Ta’Kira Dannette Byrd is thin and lithe, like a blade of wild grass swaying in the wind. The little girl was diagnosed with asthma when she was 5 years old. Her first major health crisis came three years later.
She remembers being “really really sick” all day. Then, in the middle of the night, her cat went bounding into mom’s room, yowling, and woke her up.
“I guess, like, my face was all purple and stuff and I couldn’t breathe,” said Ta’Kira, now 11.

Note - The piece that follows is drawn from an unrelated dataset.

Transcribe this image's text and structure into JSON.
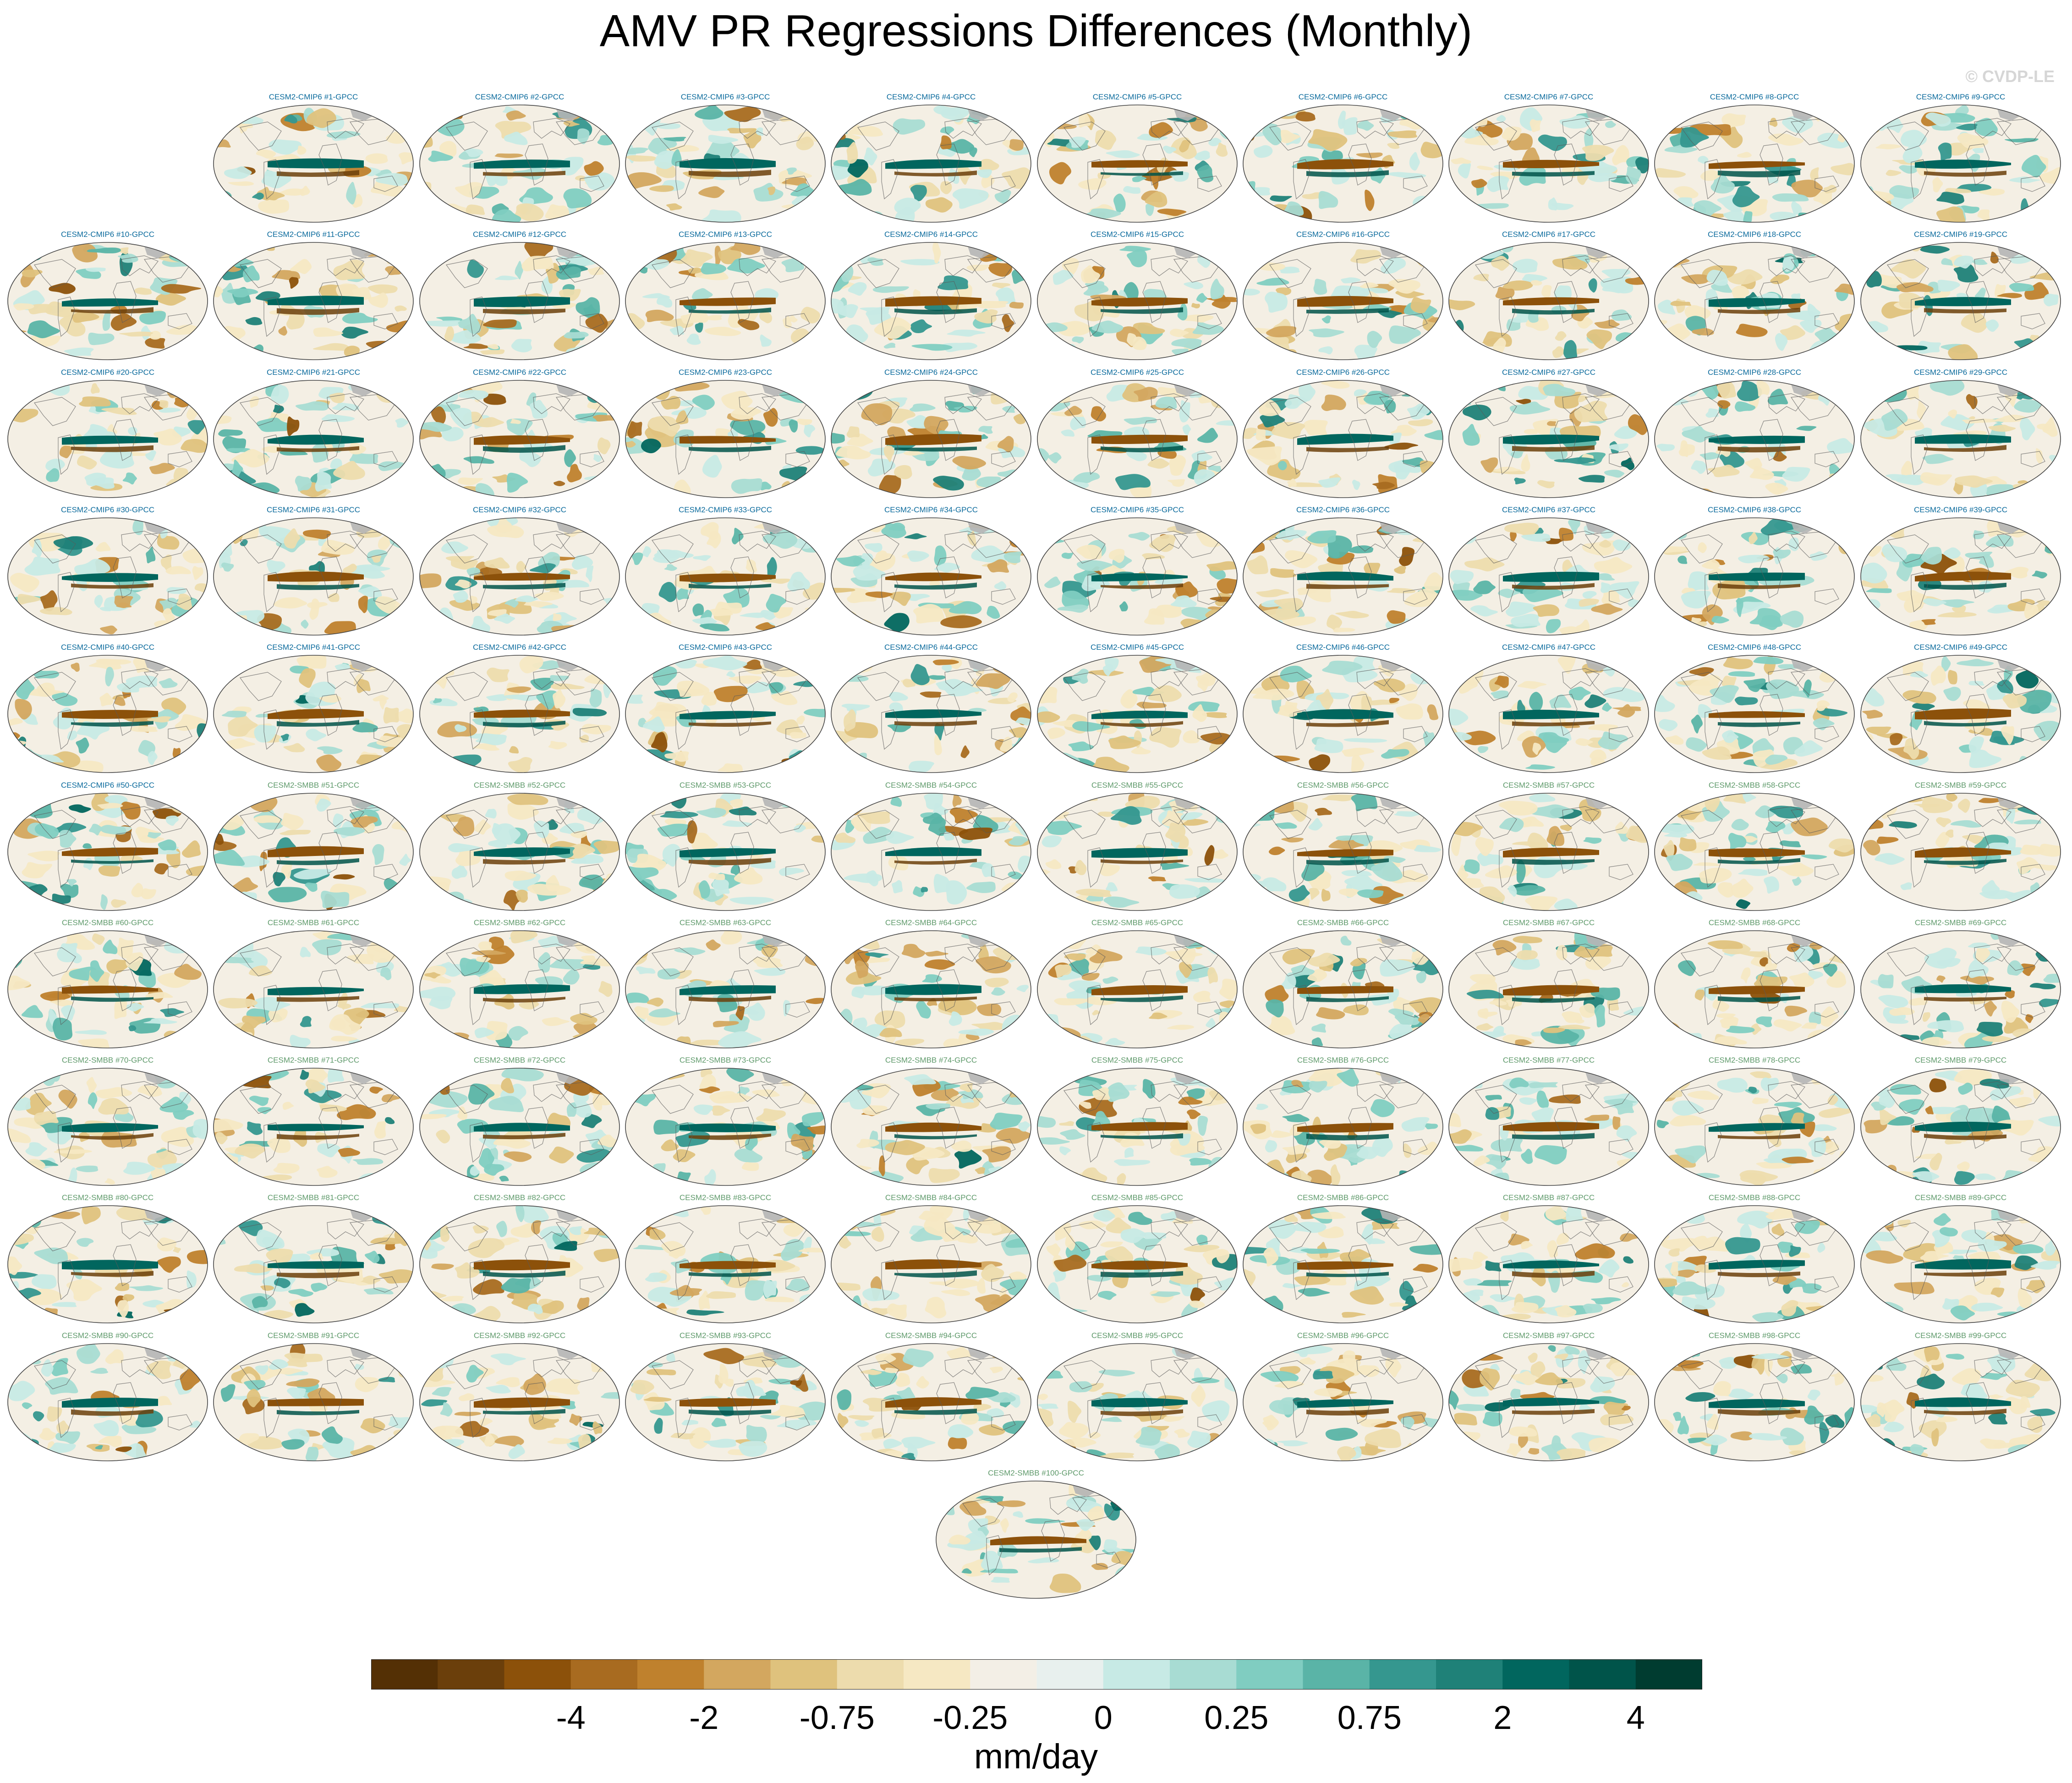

Her mom, Shawntierra Dolton, came running into the living room, where Ta’Kira sleeps. She took one look at her daughter’s face and “hurried up and put the treatment on her.” Then they rushed to the hospital.
In the years that followed, the routine became an all-too-regular part of life for the Vallejo family. And the massive wildfires that burned every year almost certainly played a role.
Extreme fire seasons seem to be the new normal in the American West. The spate of lightning-sparked blazes that recently blanketed California in unhealthy smoke is just the most recent reminder.
But not everyone is affected equally. Just as we’ve seen with the coronavirus pandemic, place and race play a role.
Ta’Kira lives with her mom and two younger brothers at the Marina Vista Apartments — a low-income housing development comprised of blocky two-story buildings in downtown Vallejo. According to the California Healthy Places Index, developed by the Public Health Alliance of Southern California, their neighborhood is one of the least healthy in the entire state.
Among the poor health outcomes: high asthma rates.
For Ta’Kira, living with a condition that regularly inflames her airways can be scary.
“When we have PE and I run a lot, it makes me feel kind of weak and stuff,” she said. “It feels like my lungs are just closing up.”
Still, Ta’Kira tends to put a positive spin on things — even during an emergency treatment of oxygen and helium that doctors administered during that first hospitalization, to open up her lungs. Known as Heliox, the treatment is reserved for the most serious cases.
“I was put on that for an hour,” she said in a playful sing-song, “and I couldn’t even talk because the thing was on my mouth and on my nose. It made me sound like a squeaky mouse.”
Days later, Ta’Kira went home with a bunch of new prescriptions. But her medical records, which Shawntierra shared with KQED, reveal that she ran out of some key maintenance meds over the next few years — partly because of hitches with her Medi-Cal, the state’s government insurance program that serves low-income families.